Resilience is a vital quality for effective leadership. I’d like to share a few thoughts with you on what it is and three ways you can cultivate it in your own life so you can take your leadership to the next level.
Resilience is the ability to see failure as a temporary setback that can be recovered from quickly. It’s the ability to maintain a positive and solution-focussed attitude during periods of instability. A resilient leader is one who is able to find ways to move forward during times of uncertainty and avoid getting stuck. It is a vital leadership skill that we can all cultivate in our own lives if we are deliberate about it. There are many ways we can do this but I’d like to share the three most powerful:
- Adopt a growth mindset. First and foremost, challenge yourself daily to adopt a growth mindset instead of a fixed mindset. One that sees failure and setbacks as opportunities to learn and grow. One that is not afraid to take risks and try new things. One that seeks out challenge and difficulty. And one that sees intelligence, talent and ability as things that are not fixed in stone the day you were born but rather as things that can be developed with deliberate effort.

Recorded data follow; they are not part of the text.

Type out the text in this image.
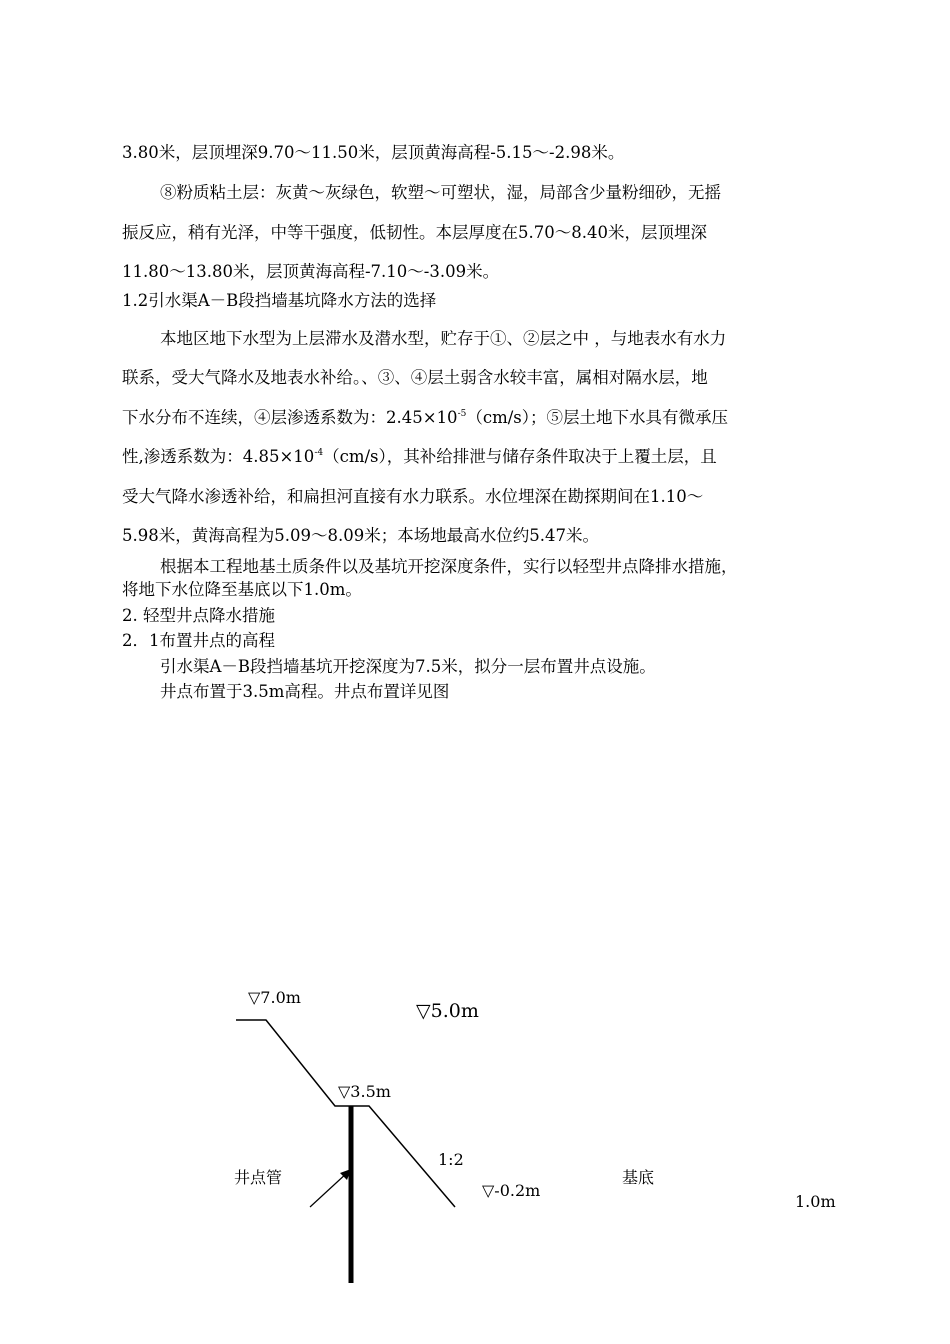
3.80米，层顶埋深9.70～11.50米，层顶黄海高程-5.15～-2.98米。
⑧粉质粘土层：灰黄～灰绿色，软塑～可塑状，湿，局部含少量粉细砂，无摇
振反应，稍有光泽，中等干强度，低韧性。本层厚度在5.70～8.40米，层顶埋深
11.80～13.80米，层顶黄海高程-7.10～-3.09米。
1.2引水渠A－B段挡墙基坑降水方法的选择
本地区地下水型为上层滞水及潜水型，贮存于①、②层之中 ，与地表水有水力
联系，受大气降水及地表水补给。、③、④层土弱含水较丰富，属相对隔水层，地
下水分布不连续，④层渗透系数为：$2.45\times 10^{-5}(cm/s)$；⑤层土地下水具有微承压
性,渗透系数为：$4.85\times 10^{-4}(cm/s)$，其补给排泄与储存条件取决于上覆土层，且
受大气降水渗透补给，和扁担河直接有水力联系。水位埋深在勘探期间在1.10～
5.98米，黄海高程为5.09～8.09米；本场地最高水位约5.47米。
根据本工程地基土质条件以及基坑开挖深度条件，实行以轻型井点降排水措施，
将地下水位降至基底以下1.0m。
2. 轻型井点降水措施
2．1布置井点的高程
引水渠A－B段挡墙基坑开挖深度为7.5米，拟分一层布置井点设施。
井点布置于3.5m高程。井点布置详见图
▽7.0m
▽5.0m
▽3.5m
井点管
1:2
▽-0.2m
基底
1.0m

- Ask the right questions. There are many constructive questions we can ask ourselves in the face of difficulty and setback, but the most powerful question I have ever learnt to ask myself is, “what should I be doing differently?”. Asking a question like this helps you think proactively, it helps you look forward toward opportunity and seek out possible solutions. It stimulates creativity and innovation. I would encourage you to begin using this question with the people you lead too when they encounter difficulty and obstacles.
- Be decisive. Many of us do not like uncertainty. In fact, according to the Everything DiSC® behavioural profiling tool, that would be at least half of us, if not more. And it’s this dislike of uncertainty that can cause paralysis by analysis. If this is you, you would do well to tell yourself that done is better than perfect and that a bad decision is better than no decision. Decisions keep the ship moving forward and it’s easier to change the course of a moving ship than one that is completely stationery. Hear me out, I am not encouraging you to throw due diligence out the window, but I am encouraging you to realise that a resilient leader is one that is decisive.
Allow me to encourage you to choose one of these actions to deliberately and intentionally work on over the next three months.